In 2022, Shinzo Abe was killed, and it would take a figure from the 1960s to remember how this story should be told. Adachi’s sympathy for Yamagami is evident in the film itself and in its exhibition history, as it was first previewed in Japan on the day of Abe’s state funeral as an act of solidarity with other protests. Public support for Abe in Japan was split before the assassination and significantly waned after Yamagami brought Abe’s connections with the Unification Church to light.But Adachi’s entire point—indeed, the very reason why he made the film so quickly—lies in Yamagami’s purely personal and incidental motivations rather than any grand, unified political narrative.
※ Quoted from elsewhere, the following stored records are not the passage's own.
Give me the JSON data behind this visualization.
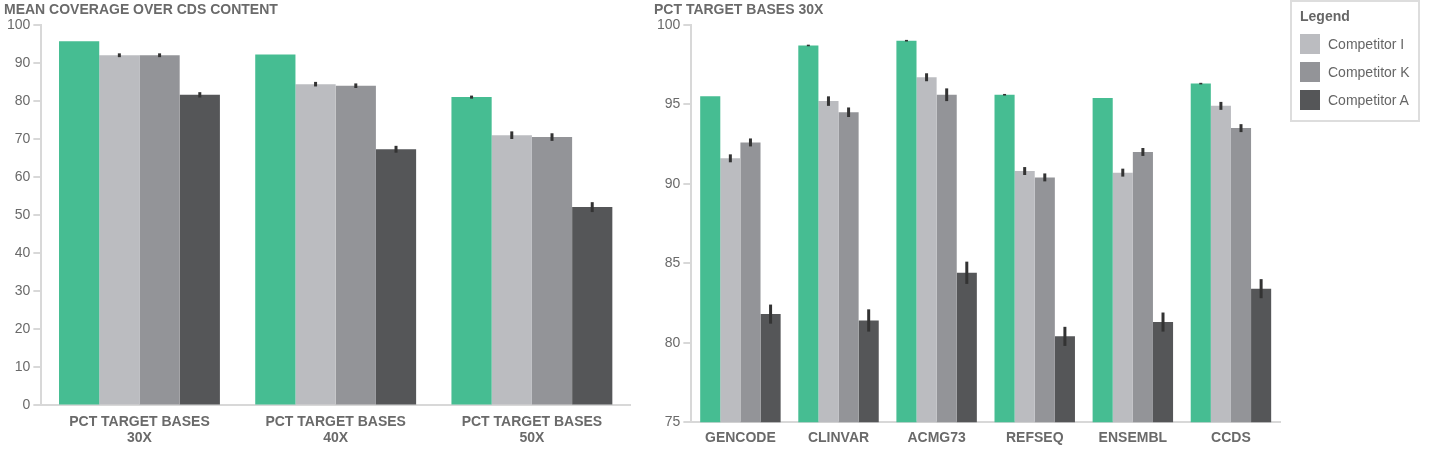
{
  "chart_data": [
    {
      "type": "bar",
      "title": "MEAN COVERAGE OVER CDS CONTENT",
      "categories": [
        "PCT TARGET BASES 30X",
        "PCT TARGET BASES 40X",
        "PCT TARGET BASES 50X"
      ],
      "ylim": [
        0,
        100
      ],
      "yticks": [
        0,
        10,
        20,
        30,
        40,
        50,
        60,
        70,
        80,
        90,
        100
      ],
      "grid": false,
      "series": [
        {
          "color": "#46bd92",
          "values": [
            95.7,
            92.2,
            81.0
          ],
          "errors": [
            null,
            null,
            0.4
          ]
        },
        {
          "color": "#bbbcc0",
          "values": [
            92.0,
            84.4,
            71.0
          ],
          "errors": [
            0.5,
            0.6,
            1.0
          ]
        },
        {
          "color": "#939498",
          "values": [
            92.0,
            84.0,
            70.5
          ],
          "errors": [
            0.5,
            0.6,
            1.0
          ]
        },
        {
          "color": "#555658",
          "values": [
            81.6,
            67.3,
            52.1
          ],
          "errors": [
            0.7,
            0.9,
            1.3
          ]
        }
      ]
    },
    {
      "type": "bar",
      "title": "PCT TARGET BASES 30X",
      "categories": [
        "GENCODE",
        "CLINVAR",
        "ACMG73",
        "REFSEQ",
        "ENSEMBL",
        "CCDS"
      ],
      "ylim": [
        75,
        100
      ],
      "yticks": [
        75,
        80,
        85,
        90,
        95,
        100
      ],
      "grid": false,
      "legend": "right",
      "legend_title": "Legend",
      "series": [
        {
          "color": "#46bd92",
          "values": [
            95.5,
            98.7,
            99.0,
            95.6,
            95.4,
            96.3
          ],
          "errors": [
            null,
            0.05,
            0.05,
            0.05,
            null,
            0.05
          ]
        },
        {
          "name": "Competitor I",
          "color": "#bbbcc0",
          "values": [
            91.6,
            95.2,
            96.7,
            90.8,
            90.7,
            94.9
          ],
          "errors": [
            0.25,
            0.3,
            0.25,
            0.25,
            0.25,
            0.25
          ]
        },
        {
          "name": "Competitor K",
          "color": "#939498",
          "values": [
            92.6,
            94.5,
            95.6,
            90.4,
            92.0,
            93.5
          ],
          "errors": [
            0.25,
            0.3,
            0.4,
            0.25,
            0.25,
            0.25
          ]
        },
        {
          "name": "Competitor A",
          "color": "#555658",
          "values": [
            81.8,
            81.4,
            84.4,
            80.4,
            81.3,
            83.4
          ],
          "errors": [
            0.6,
            0.7,
            0.7,
            0.6,
            0.6,
            0.6
          ]
        }
      ]
    }
  ]
}
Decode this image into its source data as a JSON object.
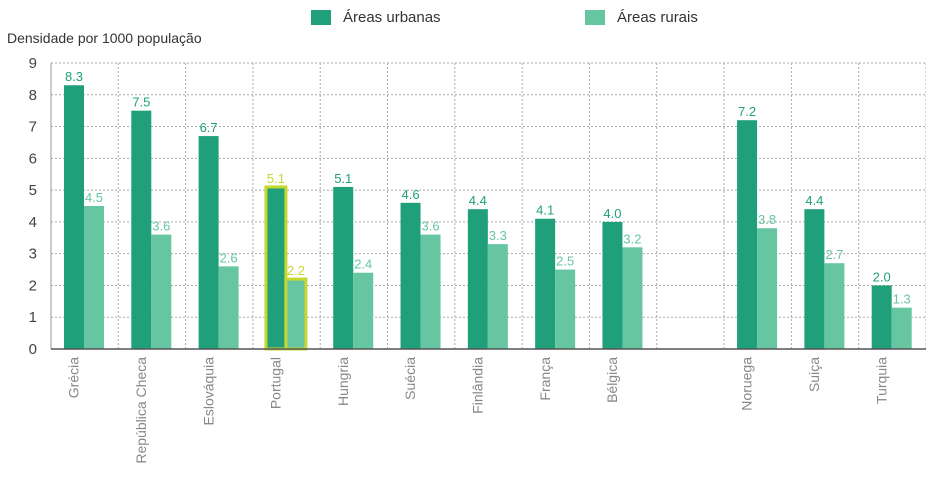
{
  "chart_data": {
    "type": "bar",
    "ylabel": "Densidade por 1000 população",
    "ylim": [
      0,
      9
    ],
    "yticks": [
      "0",
      "1",
      "2",
      "3",
      "4",
      "5",
      "6",
      "7",
      "8",
      "9"
    ],
    "grid": true,
    "legend_position": "top",
    "categories": [
      "Grécia",
      "República Checa",
      "Eslováquia",
      "Portugal",
      "Hungria",
      "Suécia",
      "Finlândia",
      "França",
      "Bélgica",
      "",
      "Noruega",
      "Suiça",
      "Turquia"
    ],
    "series": [
      {
        "name": "Áreas urbanas",
        "color": "#20a07a",
        "values": [
          8.3,
          7.5,
          6.7,
          5.1,
          5.1,
          4.6,
          4.4,
          4.1,
          4.0,
          null,
          7.2,
          4.4,
          2.0
        ],
        "labels": [
          "8.3",
          "7.5",
          "6.7",
          "5.1",
          "5.1",
          "4.6",
          "4.4",
          "4.1",
          "4.0",
          "",
          "7.2",
          "4.4",
          "2.0"
        ]
      },
      {
        "name": "Áreas rurais",
        "color": "#66c6a2",
        "values": [
          4.5,
          3.6,
          2.6,
          2.2,
          2.4,
          3.6,
          3.3,
          2.5,
          3.2,
          null,
          3.8,
          2.7,
          1.3
        ],
        "labels": [
          "4.5",
          "3.6",
          "2.6",
          "2.2",
          "2.4",
          "3.6",
          "3.3",
          "2.5",
          "3.2",
          "",
          "3.8",
          "2.7",
          "1.3"
        ]
      }
    ],
    "highlight_category": "Portugal",
    "highlight_color": "#c6d82f"
  }
}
The director clarified at the North American premiere that Tetsuya is not a nihilistic agent of chaos like Travis Bickle or the Joker. He takes the abstracted rage at a wasted life typical of such characters and directs it against a political actor for imperfect political reasons. 

Adachi’s film may be seen as agitprop, both by those who argued for its removal from Japanese theaters and by those now opposed to Abe’s legacy, whether that’s due to the Unification Church’s influence on his party or his government’s neoliberal economic policies, which widened income inequality in Japan. But the real political center of the film is Tetsuya the person and the conditions that immiserated him. His actions fit our new era of ever-isolating, atomized individuals for whom the very concept of meaning, a communal invention, can’t take hold. Adachi’s Yamagami often looks to the night sky and yearns to be a shining star, a meaningful part of something bigger than himself. If there’s any through line in all of these films, it’s that assassination is a real-time rewriting of history; this could entail the creation of a martyr, the removal of an important actor from the global stage, or a fundamental change in the political imagination. While plenty of these films reaffirm the status quo, Revolution+1 demands that a moment of bloodshed be followed by serious political reflection.